With the development of weaving techniques, the ancient craftswomen of the Neolithic or Eneolithic were able to transfer complex ornaments from rhombuses and meanders directly into the structure of the fabric. Such an ancient carpet-type ornament, almost identical to the Mezin and Early Neolithic, can be easily found on linen canvases that existed in North Russian villages at the beginning of the 20th century. Made in a multi-thread technique, they are all completely covered with a rhombo-meander pattern, obtained with a complex interweaving of warp and weft threads.
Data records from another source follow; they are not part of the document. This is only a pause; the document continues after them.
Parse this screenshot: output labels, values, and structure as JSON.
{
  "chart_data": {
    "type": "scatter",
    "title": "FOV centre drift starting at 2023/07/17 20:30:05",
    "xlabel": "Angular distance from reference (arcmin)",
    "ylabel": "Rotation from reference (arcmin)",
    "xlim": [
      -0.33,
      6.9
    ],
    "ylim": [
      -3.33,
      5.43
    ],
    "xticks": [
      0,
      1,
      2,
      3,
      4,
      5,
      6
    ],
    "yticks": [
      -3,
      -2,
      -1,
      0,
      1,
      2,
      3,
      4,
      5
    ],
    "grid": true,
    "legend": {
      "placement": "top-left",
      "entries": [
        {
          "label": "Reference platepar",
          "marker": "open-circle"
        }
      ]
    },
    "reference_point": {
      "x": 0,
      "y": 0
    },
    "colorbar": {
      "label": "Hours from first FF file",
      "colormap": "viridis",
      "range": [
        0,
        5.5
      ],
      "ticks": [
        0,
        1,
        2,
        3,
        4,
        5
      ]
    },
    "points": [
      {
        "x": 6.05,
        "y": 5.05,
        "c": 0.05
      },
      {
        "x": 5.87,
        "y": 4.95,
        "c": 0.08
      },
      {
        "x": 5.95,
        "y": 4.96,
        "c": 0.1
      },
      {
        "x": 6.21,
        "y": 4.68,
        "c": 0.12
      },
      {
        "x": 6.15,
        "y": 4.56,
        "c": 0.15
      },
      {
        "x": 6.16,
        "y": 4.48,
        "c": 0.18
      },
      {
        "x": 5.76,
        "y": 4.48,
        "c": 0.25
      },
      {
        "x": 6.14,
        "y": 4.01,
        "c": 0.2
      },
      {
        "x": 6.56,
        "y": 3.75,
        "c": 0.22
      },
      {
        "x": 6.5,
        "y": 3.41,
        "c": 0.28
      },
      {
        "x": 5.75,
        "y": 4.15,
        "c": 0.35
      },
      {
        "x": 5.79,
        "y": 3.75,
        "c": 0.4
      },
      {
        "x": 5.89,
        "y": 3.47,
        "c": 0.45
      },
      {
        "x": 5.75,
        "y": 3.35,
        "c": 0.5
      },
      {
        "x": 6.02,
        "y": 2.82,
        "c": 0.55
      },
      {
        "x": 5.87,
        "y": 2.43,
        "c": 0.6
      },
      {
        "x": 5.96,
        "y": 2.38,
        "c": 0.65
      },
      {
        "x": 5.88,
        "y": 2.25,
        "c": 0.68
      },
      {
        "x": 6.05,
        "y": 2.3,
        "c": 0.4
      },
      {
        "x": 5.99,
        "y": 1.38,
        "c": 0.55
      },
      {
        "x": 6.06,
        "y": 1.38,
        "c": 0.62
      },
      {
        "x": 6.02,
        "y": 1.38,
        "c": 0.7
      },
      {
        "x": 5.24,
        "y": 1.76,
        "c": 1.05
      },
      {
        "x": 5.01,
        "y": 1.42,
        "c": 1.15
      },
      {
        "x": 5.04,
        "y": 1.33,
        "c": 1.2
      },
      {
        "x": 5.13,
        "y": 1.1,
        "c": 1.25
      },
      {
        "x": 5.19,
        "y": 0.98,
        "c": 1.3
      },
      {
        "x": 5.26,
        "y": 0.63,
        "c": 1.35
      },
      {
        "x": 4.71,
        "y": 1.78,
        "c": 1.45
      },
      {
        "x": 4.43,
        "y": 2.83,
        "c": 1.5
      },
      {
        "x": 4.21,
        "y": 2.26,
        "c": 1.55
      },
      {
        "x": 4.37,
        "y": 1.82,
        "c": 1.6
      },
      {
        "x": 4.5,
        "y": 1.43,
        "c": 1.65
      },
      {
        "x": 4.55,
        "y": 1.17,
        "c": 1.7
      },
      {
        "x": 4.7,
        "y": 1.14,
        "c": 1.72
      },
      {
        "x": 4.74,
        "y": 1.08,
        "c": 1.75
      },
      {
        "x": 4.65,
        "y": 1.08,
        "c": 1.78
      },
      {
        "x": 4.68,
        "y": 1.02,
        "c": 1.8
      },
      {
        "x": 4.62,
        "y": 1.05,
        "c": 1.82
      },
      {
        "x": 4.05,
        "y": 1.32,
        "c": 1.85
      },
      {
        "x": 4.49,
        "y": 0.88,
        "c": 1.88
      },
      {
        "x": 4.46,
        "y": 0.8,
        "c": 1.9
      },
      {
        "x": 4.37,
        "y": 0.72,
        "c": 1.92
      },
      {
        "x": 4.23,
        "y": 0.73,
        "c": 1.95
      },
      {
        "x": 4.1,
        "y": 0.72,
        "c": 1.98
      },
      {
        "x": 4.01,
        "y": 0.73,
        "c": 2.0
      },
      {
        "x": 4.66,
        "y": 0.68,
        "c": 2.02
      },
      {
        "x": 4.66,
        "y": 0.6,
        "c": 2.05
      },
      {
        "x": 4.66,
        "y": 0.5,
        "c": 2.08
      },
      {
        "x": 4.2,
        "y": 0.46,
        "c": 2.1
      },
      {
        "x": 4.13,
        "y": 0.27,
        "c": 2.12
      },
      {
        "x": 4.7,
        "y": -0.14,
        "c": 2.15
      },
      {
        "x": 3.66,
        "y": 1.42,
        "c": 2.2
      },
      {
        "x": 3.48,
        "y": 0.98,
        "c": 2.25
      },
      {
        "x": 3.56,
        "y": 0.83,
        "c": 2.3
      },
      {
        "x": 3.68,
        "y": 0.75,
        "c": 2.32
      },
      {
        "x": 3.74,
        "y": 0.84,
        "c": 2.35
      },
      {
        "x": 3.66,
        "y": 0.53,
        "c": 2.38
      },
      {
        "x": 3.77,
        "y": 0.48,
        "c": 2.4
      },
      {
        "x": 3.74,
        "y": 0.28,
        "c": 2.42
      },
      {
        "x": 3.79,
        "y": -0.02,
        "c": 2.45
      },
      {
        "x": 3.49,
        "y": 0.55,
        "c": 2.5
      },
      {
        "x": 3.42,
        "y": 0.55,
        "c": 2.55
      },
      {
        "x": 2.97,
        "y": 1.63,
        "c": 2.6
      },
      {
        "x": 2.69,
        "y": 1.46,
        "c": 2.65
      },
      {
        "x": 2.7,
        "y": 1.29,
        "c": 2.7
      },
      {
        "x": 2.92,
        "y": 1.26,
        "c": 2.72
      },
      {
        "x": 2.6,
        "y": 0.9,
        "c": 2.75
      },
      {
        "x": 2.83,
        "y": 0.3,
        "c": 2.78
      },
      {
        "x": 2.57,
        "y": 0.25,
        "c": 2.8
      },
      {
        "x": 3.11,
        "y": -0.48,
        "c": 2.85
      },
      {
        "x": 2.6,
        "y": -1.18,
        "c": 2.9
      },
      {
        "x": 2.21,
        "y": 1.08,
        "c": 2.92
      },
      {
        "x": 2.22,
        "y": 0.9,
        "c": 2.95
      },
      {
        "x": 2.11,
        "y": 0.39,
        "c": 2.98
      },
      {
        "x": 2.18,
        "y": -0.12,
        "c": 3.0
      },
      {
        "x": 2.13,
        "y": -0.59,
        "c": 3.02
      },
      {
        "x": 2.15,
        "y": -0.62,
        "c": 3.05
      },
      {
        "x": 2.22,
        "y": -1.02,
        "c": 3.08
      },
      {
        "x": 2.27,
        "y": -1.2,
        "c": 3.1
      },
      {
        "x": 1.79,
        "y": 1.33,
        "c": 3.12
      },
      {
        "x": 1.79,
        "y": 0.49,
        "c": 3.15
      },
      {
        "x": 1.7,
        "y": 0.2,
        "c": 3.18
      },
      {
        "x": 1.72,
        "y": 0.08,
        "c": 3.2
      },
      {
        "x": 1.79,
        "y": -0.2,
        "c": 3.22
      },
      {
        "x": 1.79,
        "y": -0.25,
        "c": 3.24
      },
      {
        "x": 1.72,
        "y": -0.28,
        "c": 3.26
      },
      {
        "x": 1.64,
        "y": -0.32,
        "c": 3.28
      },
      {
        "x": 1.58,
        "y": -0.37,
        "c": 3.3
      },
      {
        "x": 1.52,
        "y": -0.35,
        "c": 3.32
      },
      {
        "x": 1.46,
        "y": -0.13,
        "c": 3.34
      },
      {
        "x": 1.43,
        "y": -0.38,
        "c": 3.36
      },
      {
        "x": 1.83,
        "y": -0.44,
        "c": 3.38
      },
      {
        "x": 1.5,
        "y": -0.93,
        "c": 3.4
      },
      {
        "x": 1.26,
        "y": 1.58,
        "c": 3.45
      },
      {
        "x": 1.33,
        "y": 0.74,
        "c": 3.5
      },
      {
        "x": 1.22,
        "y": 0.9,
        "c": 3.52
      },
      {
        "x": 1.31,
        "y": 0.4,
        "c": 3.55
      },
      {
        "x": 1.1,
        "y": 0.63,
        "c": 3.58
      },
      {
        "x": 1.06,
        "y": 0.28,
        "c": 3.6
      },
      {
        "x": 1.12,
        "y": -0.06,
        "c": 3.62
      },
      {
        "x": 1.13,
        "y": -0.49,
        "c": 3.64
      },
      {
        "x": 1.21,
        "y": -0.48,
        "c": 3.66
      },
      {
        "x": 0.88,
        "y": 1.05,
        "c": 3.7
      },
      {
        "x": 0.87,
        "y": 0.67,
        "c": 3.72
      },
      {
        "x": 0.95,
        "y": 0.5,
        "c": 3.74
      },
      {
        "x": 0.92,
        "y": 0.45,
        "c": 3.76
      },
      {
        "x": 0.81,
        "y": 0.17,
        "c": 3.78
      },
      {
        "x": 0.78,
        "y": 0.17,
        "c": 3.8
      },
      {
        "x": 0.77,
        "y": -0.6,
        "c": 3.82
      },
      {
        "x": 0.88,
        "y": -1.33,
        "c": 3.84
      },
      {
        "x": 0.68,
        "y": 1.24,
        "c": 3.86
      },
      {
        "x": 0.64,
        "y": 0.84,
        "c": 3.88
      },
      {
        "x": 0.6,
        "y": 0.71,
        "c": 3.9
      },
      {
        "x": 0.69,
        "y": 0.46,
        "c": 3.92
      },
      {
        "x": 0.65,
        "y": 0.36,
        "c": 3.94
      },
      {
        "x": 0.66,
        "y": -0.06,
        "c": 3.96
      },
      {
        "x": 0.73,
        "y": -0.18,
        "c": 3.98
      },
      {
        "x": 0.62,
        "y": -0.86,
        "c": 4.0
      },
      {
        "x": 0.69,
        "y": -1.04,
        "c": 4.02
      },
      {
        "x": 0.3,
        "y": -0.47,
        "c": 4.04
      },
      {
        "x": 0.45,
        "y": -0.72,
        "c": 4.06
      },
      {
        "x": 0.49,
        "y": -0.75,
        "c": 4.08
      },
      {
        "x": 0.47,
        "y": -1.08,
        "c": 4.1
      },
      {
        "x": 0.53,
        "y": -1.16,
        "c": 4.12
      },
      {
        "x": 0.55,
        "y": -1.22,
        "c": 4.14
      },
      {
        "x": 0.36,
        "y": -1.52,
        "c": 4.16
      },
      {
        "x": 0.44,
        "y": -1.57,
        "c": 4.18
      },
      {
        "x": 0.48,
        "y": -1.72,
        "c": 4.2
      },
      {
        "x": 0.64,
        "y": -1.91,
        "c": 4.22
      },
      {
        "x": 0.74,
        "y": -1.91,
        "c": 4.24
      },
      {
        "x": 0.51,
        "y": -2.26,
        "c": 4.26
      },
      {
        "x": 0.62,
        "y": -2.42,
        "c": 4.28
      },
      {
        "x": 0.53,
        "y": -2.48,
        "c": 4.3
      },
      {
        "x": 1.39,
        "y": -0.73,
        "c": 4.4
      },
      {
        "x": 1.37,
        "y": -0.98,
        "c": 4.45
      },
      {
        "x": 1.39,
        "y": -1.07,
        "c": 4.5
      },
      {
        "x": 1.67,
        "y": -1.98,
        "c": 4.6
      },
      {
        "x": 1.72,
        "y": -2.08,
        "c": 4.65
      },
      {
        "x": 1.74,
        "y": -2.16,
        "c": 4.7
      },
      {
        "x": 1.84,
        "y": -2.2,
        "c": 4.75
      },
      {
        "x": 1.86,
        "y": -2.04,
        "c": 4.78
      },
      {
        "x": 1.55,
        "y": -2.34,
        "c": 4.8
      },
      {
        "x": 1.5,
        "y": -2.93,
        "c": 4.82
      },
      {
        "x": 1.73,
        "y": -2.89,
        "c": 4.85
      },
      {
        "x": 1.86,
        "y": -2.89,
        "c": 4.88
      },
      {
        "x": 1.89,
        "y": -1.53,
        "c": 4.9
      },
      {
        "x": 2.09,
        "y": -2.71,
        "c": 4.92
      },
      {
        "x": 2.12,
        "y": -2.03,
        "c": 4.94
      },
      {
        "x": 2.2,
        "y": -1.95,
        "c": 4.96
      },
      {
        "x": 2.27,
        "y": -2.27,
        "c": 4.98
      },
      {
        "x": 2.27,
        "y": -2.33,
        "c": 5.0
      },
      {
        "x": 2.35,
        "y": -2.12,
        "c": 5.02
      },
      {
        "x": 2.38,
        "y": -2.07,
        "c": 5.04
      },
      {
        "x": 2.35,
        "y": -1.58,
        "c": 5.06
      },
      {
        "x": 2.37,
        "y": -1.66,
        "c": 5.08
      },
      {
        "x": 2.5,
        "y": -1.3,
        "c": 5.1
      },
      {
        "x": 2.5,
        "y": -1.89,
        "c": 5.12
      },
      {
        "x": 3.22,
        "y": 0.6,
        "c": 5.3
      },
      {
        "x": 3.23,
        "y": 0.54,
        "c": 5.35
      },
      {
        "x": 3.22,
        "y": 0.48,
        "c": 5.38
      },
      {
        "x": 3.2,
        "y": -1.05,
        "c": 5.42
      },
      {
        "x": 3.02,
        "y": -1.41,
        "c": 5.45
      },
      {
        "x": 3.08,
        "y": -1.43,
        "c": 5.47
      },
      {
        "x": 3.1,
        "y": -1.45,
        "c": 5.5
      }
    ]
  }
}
As a rule, towels, tablecloths, skirts were made of such canvas, to which strips of spacers were sewn, recruited with red threads along a white field. The ornament of these spacers is often very similar to the ancient rhombo-meander, but while the texture of the white canvas repeats the ancient compositions with practically no changes, on the spacers we see, as it were, fragments of an archaic scheme, its parts divided and grouped according to some new principles.